La visita di papa Francesco al Cairo è stata importante da più punti di vista. Si è trattato di un momento significativo in una prospettiva ecumenica, ma nello stesso tempo non è stato minore il significato politico degli incontri con il grande imām Aḥmed al-Ṭayyib, con il presidente al-Sīsī e con Tawadros II, il papa della Chiesa copta e patriarca di Alessandria.

Come è stato sottolineato da Massimo Faggioli sull’Huffington Post del 27 aprile, la visita del papa all’università di Al-Azhar si inserisce nel contesto di un ampio dibattito in corso anche nel mondo intellettuale musulmano sul rapporto tra religione e modernità politica. Si tratta di un punto che era particolarmente caro a Benedetto XVI e non è casuale – ricorda Andrea Mainardi su Formiche.net – che Francesco abbia richiamato indirettamente il ratzingeriano «coraggio di cristianesimo aprirsi all’ampiezza della ragione».

Che la questione fosse spigolosa lo sappiamo bene dopo le dure reazioni egiziane nel 2006 al discorso di Ratisbona, ma sembra che l’impostazione pragmatica di Bergoglio risulti più efficace e meno problematica del piano teorico assunto allora da papa Benedetto.

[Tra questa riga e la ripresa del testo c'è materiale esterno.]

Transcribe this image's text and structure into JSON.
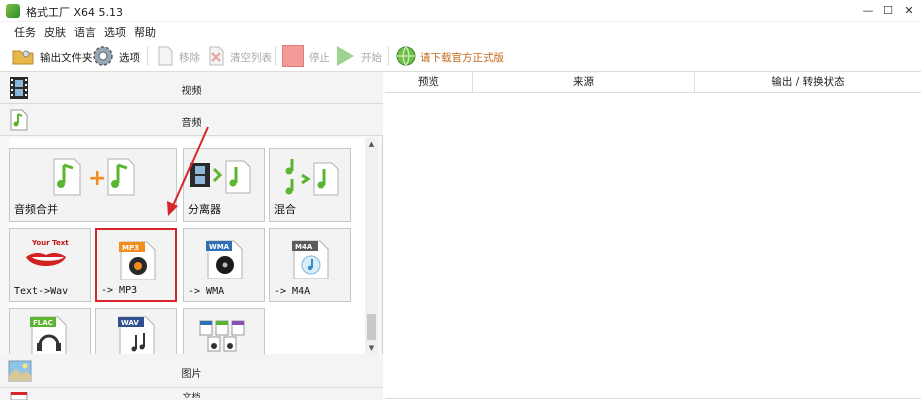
{
  "window": {
    "title": "格式工厂 X64 5.13",
    "controls": {
      "minimize": "—",
      "maximize": "☐",
      "close": "✕"
    }
  },
  "menu": [
    {
      "label": "任务"
    },
    {
      "label": "皮肤"
    },
    {
      "label": "语言"
    },
    {
      "label": "选项"
    },
    {
      "label": "帮助"
    }
  ],
  "toolbar": {
    "output_folder": "输出文件夹",
    "options": "选项",
    "remove": "移除",
    "clear_list": "清空列表",
    "stop": "停止",
    "start": "开始",
    "download": "请下载官方正式版"
  },
  "categories": {
    "video": "视频",
    "audio": "音频",
    "image": "图片",
    "document": "文档"
  },
  "audio_tools": [
    {
      "label": "音频合并"
    },
    {
      "label": "分离器"
    },
    {
      "label": "混合"
    },
    {
      "label": "Text->Wav",
      "badge": "Your Text"
    },
    {
      "label": "-> MP3",
      "badge": "MP3"
    },
    {
      "label": "-> WMA",
      "badge": "WMA"
    },
    {
      "label": "-> M4A",
      "badge": "M4A"
    },
    {
      "label": "",
      "badge": "FLAC"
    },
    {
      "label": "",
      "badge": "WAV"
    },
    {
      "label": ""
    }
  ],
  "task_table": {
    "columns": [
      "预览",
      "来源",
      "输出 / 转换状态"
    ]
  },
  "colors": {
    "accent_red": "#d6262b",
    "green": "#5cb531",
    "stop_red": "#f07f7f"
  }
}
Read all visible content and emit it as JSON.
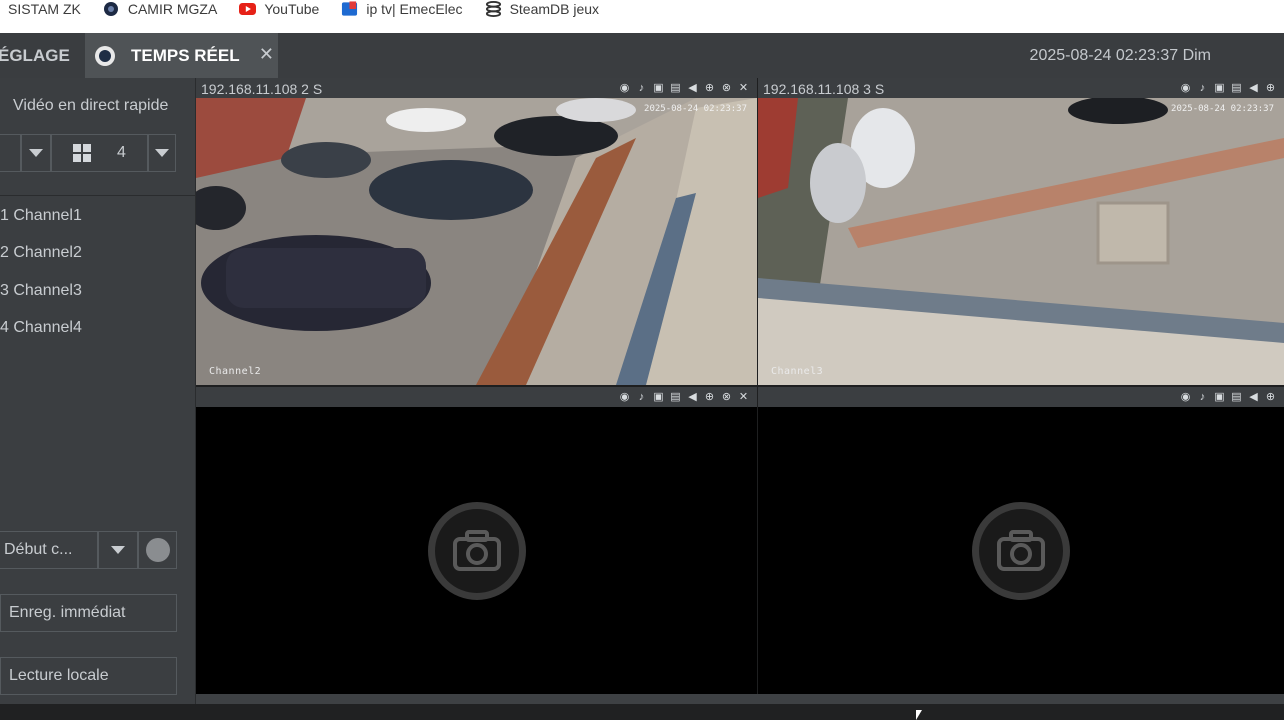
{
  "bookmarks": [
    {
      "label": "SISTAM ZK",
      "icon": "none"
    },
    {
      "label": "CAMIR MGZA",
      "icon": "globe-icon"
    },
    {
      "label": "YouTube",
      "icon": "youtube-icon"
    },
    {
      "label": "ip tv| EmecElec",
      "icon": "tv-icon"
    },
    {
      "label": "SteamDB jeux",
      "icon": "steam-icon"
    }
  ],
  "topbar": {
    "tab_settings": "ÉGLAGE",
    "tab_live": "TEMPS RÉEL",
    "close_glyph": "✕",
    "datetime": "2025-08-24 02:23:37 Dim"
  },
  "sidebar": {
    "title": "Vidéo en direct rapide",
    "layout_value": "4",
    "channels": [
      "1 Channel1",
      "2 Channel2",
      "3 Channel3",
      "4 Channel4"
    ],
    "record_mode": "Début c...",
    "record_now": "Enreg. immédiat",
    "local_playback": "Lecture locale"
  },
  "tiles": [
    {
      "header": "192.168.11.108   2   S",
      "label": "Channel2",
      "timestamp": "2025-08-24 02:23:37"
    },
    {
      "header": "192.168.11.108   3   S",
      "label": "Channel3",
      "timestamp": "2025-08-24 02:23:37"
    },
    {
      "header": "",
      "label": "",
      "timestamp": ""
    },
    {
      "header": "",
      "label": "",
      "timestamp": ""
    }
  ],
  "colors": {
    "panel_bg": "#3b3e41",
    "accent_tab": "#4f5356",
    "text": "#c8ccd0"
  }
}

Il significato politico di questo confronto tra islam e cristianesimo è stato messo in rilievo, infatti, sia dal pontefice sia dall’imām di Al-Azhar, che ha ribadito il valore del dialogo e dell’impegno delle fedi contro la violenza – «l’islam non è una religione del terrorismo» – per la pace, l’uguaglianza e la dignità di tutti gli esseri umani indipendentemente «dalla fede o dal colore della pelle». Da parte sua, papa Francesco ha rincarato la dose contro «la barbarie di chi soffia sull’odio e incita alla violenza» e ha affermato solennemente che «la civiltà dell’incontro è l’unica alternativa all’inciviltà dello scontro».

Prettamente bergogliano è stato poi il richiamo alle cause profonde e materiali della spirale guerra-terrorismo: conflitti, commercio di armi, interessi politici e populismi. È da sottolineare anche l’appello all’unità delle religioni «per rimuovere le situazioni di povertà e di sfruttamento, dove gli estremismi più facilmente attecchiscono». Come a dire che l’azione per smascherare i tentativi di politicizzare e distorcere il sacro non può attecchire senza un intervento sull’ordine temporale del sistema-mondo.

Non è certo la prima volta che papa Francesco si pronuncia sulla questione e da questo punto di vista, come conferma anche la presenza del patriarca di Costantinopoli, la visita in Egitto è parte di una strategia politica di pace che trova nell’ecumenismo cristiano e nel confronto interreligioso la chiave di volta per affrontare le storture politiche del tempo presente: il dramma dei migranti, denunciato con i fratelli ortodossi in occasione della visita a Lesbo nell’aprile 2016 , la deriva della “terza guerra mondiale a pezzi”, denunciata a Cuba insieme al patriarca della Chiesa russa dopo quasi mille anni dal grande scisma.

A scandire l’intensa giornata del  28 aprile – prima dell’abbraccio con Tawadros II, con cui ha firmato una dichiarazione congiunta sui rapporti tra le due Chiese – è stato, infine, l’incontro a porte chiuse con il presidente egiziano al-Sīsī e le autorità civili presso l’hotel Al-Masah. Fonti locali (non confermate e non smentite dalla Santa Sede) hanno rivelato che il papa avrebbe fatto riferimento alla drammatica vicenda di Giulio Regeni, il cui assassinio ha aperto gli occhi delle opinioni pubbliche europee sulle condizioni in cui versa la libertà di stampa e di opinione nel regime. Secondo diversi commentatori, il discorso ufficiale del papa sarebbe stato morbido e molto cauto nel richiamare il governo del Cairo al «rispetto incondizionato dei diritti dell’uomo», in qualche modo alimentando la convinzione degli oppositori interni che il regime utilizzerà la visita per scopi propagandistici.

Prima dello sbarco del pontefice in Egitto, il governo ha varato una riforma che ha di fatto annullato l’indipendenza dei principali organi giudiziari. Bergoglio ha parlato del dolore «delle famiglie che piangono i loro figli e figlie», ma le preoccupazioni degli oppositori del regime di al-Sīsī, condannato da Amnesty International per il deterioramento dei diritti umani, appaiono più che fondate.